Well, plenty of wild turkeys are successfully harvested by bowhunters each spring all over North America, and in many cases, it’s decoys that make it possible. Decoys help hunters overcome the two main challenges of tagging a Tom with archery equipment by first luring gobblers closer to the hunter, and then by serving as a distraction that allows the archery to draw their bow unnoticed.
Tips on Decoy Selection
There are a number of basic turkey decoy types available. It’s up to the turkey hunter to determine which decoy or decoys to use based on actual turkey behavior happening when and where they’re hunting. That said, a single hen decoy is a popular choice, because it can attract Toms into range in almost any circumstances.
There are several different hen decoy types, and each conveys its own message to gobblers. The upright hen mimics a common and natural hen turkey position and is one of the most visible. Hen turkeys are wary, so this decoy depicts a hen turkey in her natural state. More importantly, perhaps, it also has the advantage of being highly visible at a distance. A feeder decoy represents a hen casually feeding in the grass or leaves. Its relaxed, low-key posture sends the signal to gobblers that everything is good and normal within the turkey world. A breeding hen decoy tells Old Tom, “I’m ready to breed and you’d better get over here before someone else does.” The breeding hen decoy can also be used in conjunction with a jake decoy – an immature male bird – placed immediately behind or even on top of the hen to cause a territorial instinct and enrage any tom that sees it. A final decoy option is the full strut tom, which represents dominance and can often entice mature gobblers to come in and challenge the strutter for the hen that must surely be nearby.

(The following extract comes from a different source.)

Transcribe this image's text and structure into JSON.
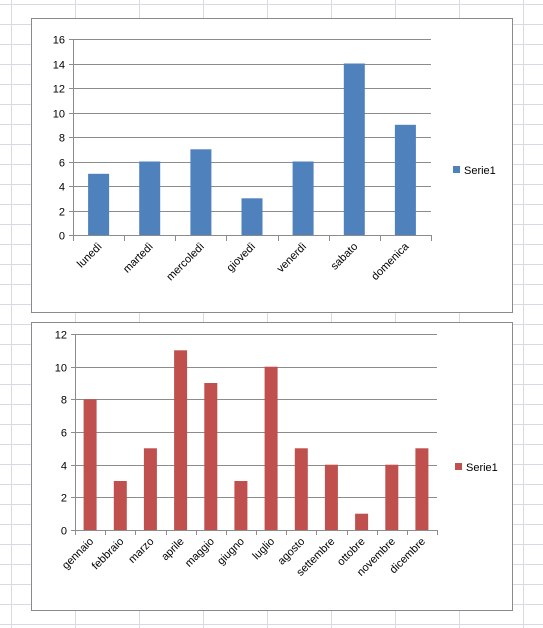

Place your decoys well inside of your effective range. If a tom hangs up just past your decoy, he may still be within bow range. When it comes to placing them, look at the situation at hand and make the scene look realistic. Think about a gobbler’s likely approach path and show him the full picture. Give him the best view of all the decoys and make sure you are at least slightly off to one side. That way, if he’s staring at one of the decoys, he’s less likely to be looking in your direction. This is more important than how far apart the individual decoys are.

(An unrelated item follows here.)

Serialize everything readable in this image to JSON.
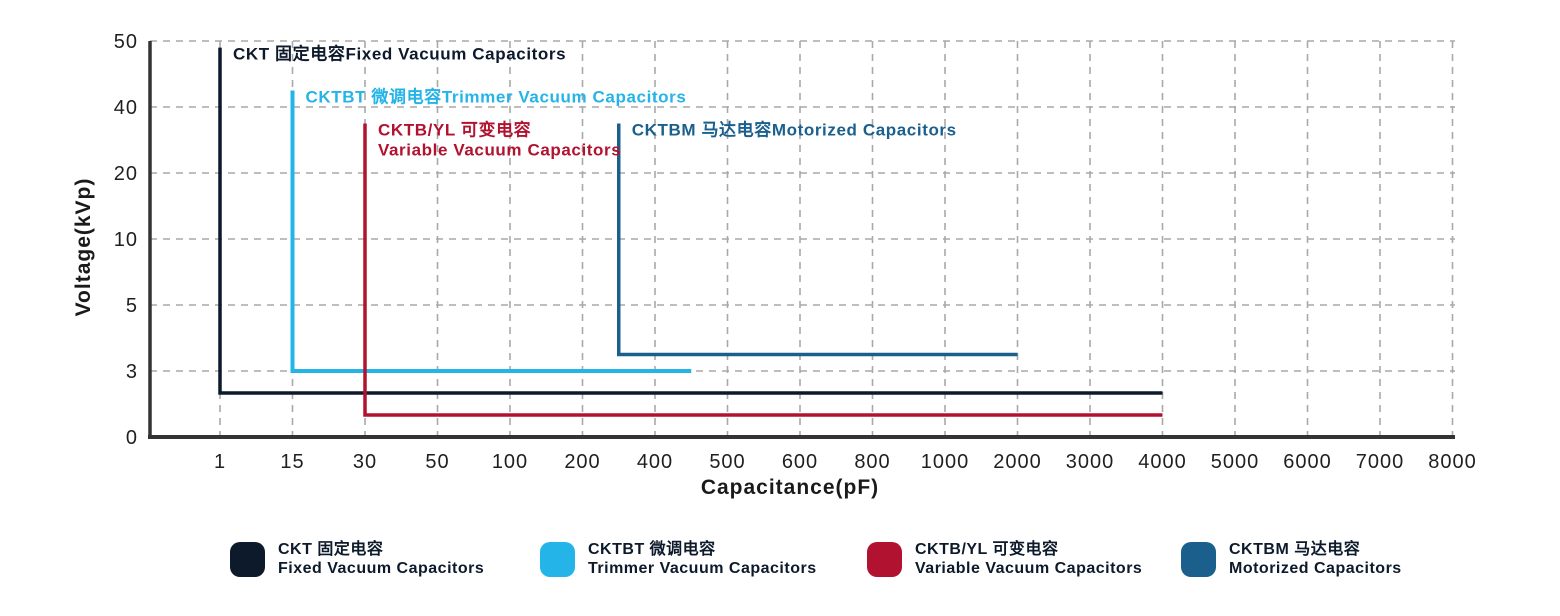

Your decoy placement can also help with more effective ranging and, ultimately, an accurate killing shot. When a tom is approaching fast and in close quarters, you may not have the opportunity to range him before shooting. When setting up my decoys, I use my Vortex Impact 1000 rangefinder and place them at an even yardage from my blind or from where I sit. For example, I may put the upright hen and a jake decoy at exactly ten yards. I follow this setup by moving to twenty yards and placing a feeding hen decoy. I may also place a rock or some other natural marker at 30 yards, which is personally the longest shot I want to take on a turkey with my bow. Now, I not only have three decoys that are attracting turkeys to my location, but I also have three yardage markers.
The Great Distraction
Once a hunter’s decoy or decoys have been placed and they have aided in getting a gobbler within bow range, the final act begins. As previously mentioned, drawing a bow requires a lot of movement. A turkey has some of the best eyesight of all huntable wildlife, making it challenging to move without being seen. Decoys excel at keeping those eyes distracted and off of the hunter for long enough for a shot to be made. Multiple decoys can be helpful because there’s more for him to look at. Take your time and don’t rush the draw. Ideally, draw when he’s in full strut and facing away. That’s always your safest move.
Bowhunters can create additional advantages when trying to harvest a spring turkey. A quiet, smooth-drawing bow with a smaller axle-to-axle measurement such as the Bear Archery Redemption EKO with a 31-inch measurement or the Bear Archery Legit that measures 30 inches can be helpful. A shorter smoother draw means a hunter can cover the distance from point A to point B with less movement and less noise. Less draw weight can also help in a turkey-only bowhunting setup. Smaller bows can also be more easily used in a ground blind, which is another great tool for archery turkey hunters, as they help conceal movement. When a blind is used with decoys, the chances of getting spotted while drawing the bow decreases, but the decoys remain the primary source of distraction and in my opinion still give the archer the most significant advantage.
If you’ve tried and failed or never attempted hunting turkeys with your bow in the first place, don’t be afraid to try. You’ve got the skills. Chances are you just need to give yourself the additional advantages afforded by properly used decoys. They can help you get more birds into range, then keep that incredible eyesight occupied while you drawback and anchor a killing shot.